You mentioned Estonia and Latvia but they’re already members of the European Union. If we compare post-Soviet countries except the Baltic states, what country is the best in terms of fight against corruption? Is it Georgia, for example?
I don’t know specifically in the case of Georgia where things stand with judicial reform at the moment, but it was certainly perceived as being a country that had made quite a significant headway in de-sovietising certain practices in government.
And fighting corruption?
Including corruption, definitely. But it tended to strike at the lower level. Just a simple place to go. But the real institutionalised corruption, the influence of big business and then you look at the role that Mr. Ivanishvili has played in Georgia’s development in recent years. Yes, it sadly tells you that maybe Georgia went back a few steps. So, there is definitely something to be learned from that. I don’t think you’re going to find any progress of note in Central Asia, for example. In Russia, from the very early Putin days, the Kremlin sought to bring the judiciary under control, to, in fact, recruit its own generation of judges and to simply institutionalise telephone law, which is in a way a replica of this Soviet system where the law enforcement agencies and the judiciary upheld the rule of the communist party.

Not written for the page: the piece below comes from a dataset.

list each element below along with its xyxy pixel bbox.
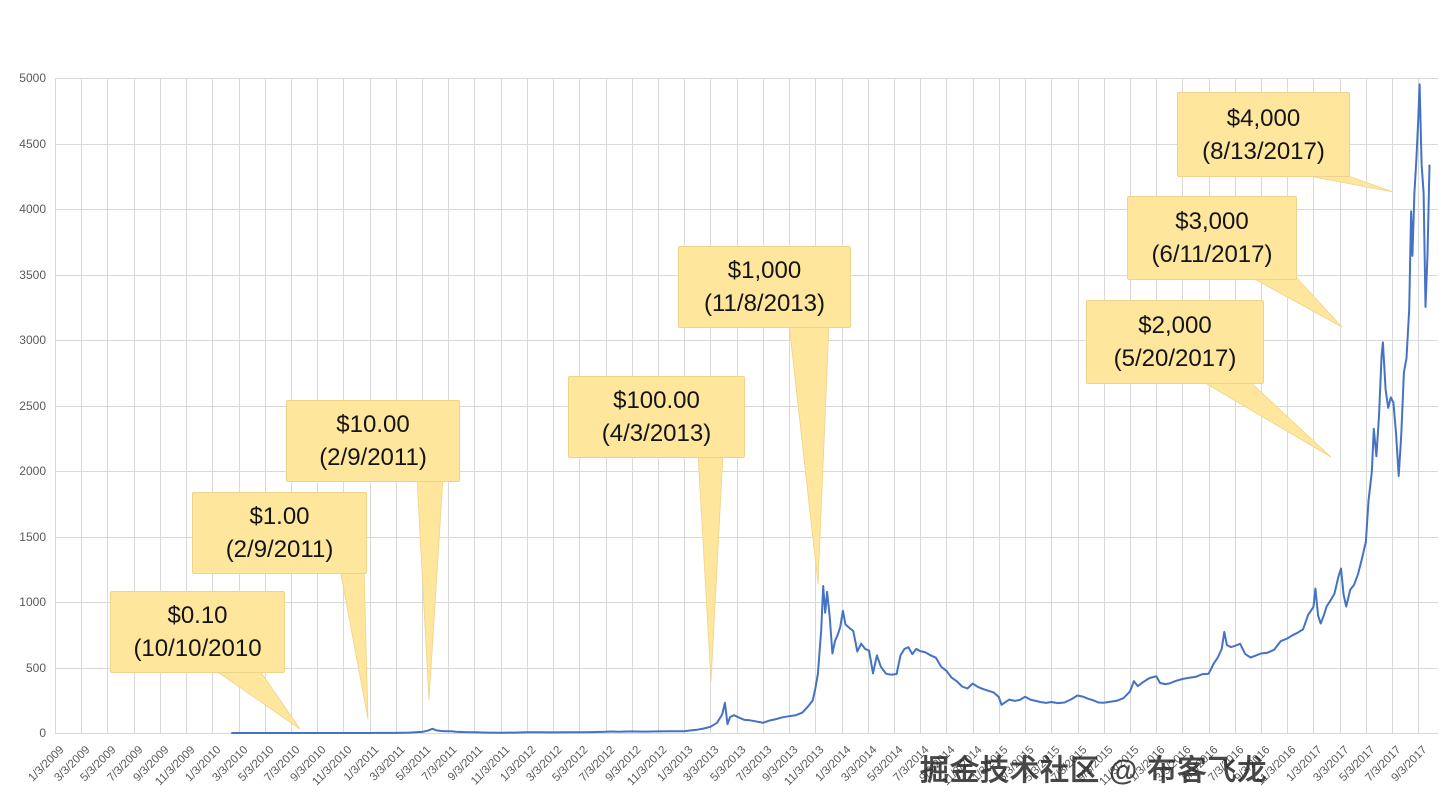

They were not there to uphold the constitutional rights of citizens, and because there was no business in the way that we understand it these days. Then, you didn’t have anything like the investment environment to protect. You ask business people who look at investing in the region and not just in Ukraine. What is the first indicator they look at? They look at whether the courts function, what the commercial courts are like, can they get a fair hearing if they get into a dispute with a business partner, or they have a problem? So, I think everybody’s agreed: if Ukraine can establish or start to establish something approaching a recognisably, I would say a democratic legal culture, with accountability, where there is integrity on the part of those making decisions in courts, then investors will have great confidence — and not just foreign investors, but Ukrainian investors, as well. But for many, that seems like a complete fantasy at the moment. But, you know, the fact is these things take decades, if not centuries,to function to a high standard.
And in my country, where in my experience, the judiciary works pretty well, we still, at the moment, have big problems in some of our lower courts because of the way the legal system is financed. People without money can find it hard to assert their rights. So, for us, too, it still it is work in progress, and we should not be arrogant about our achievements.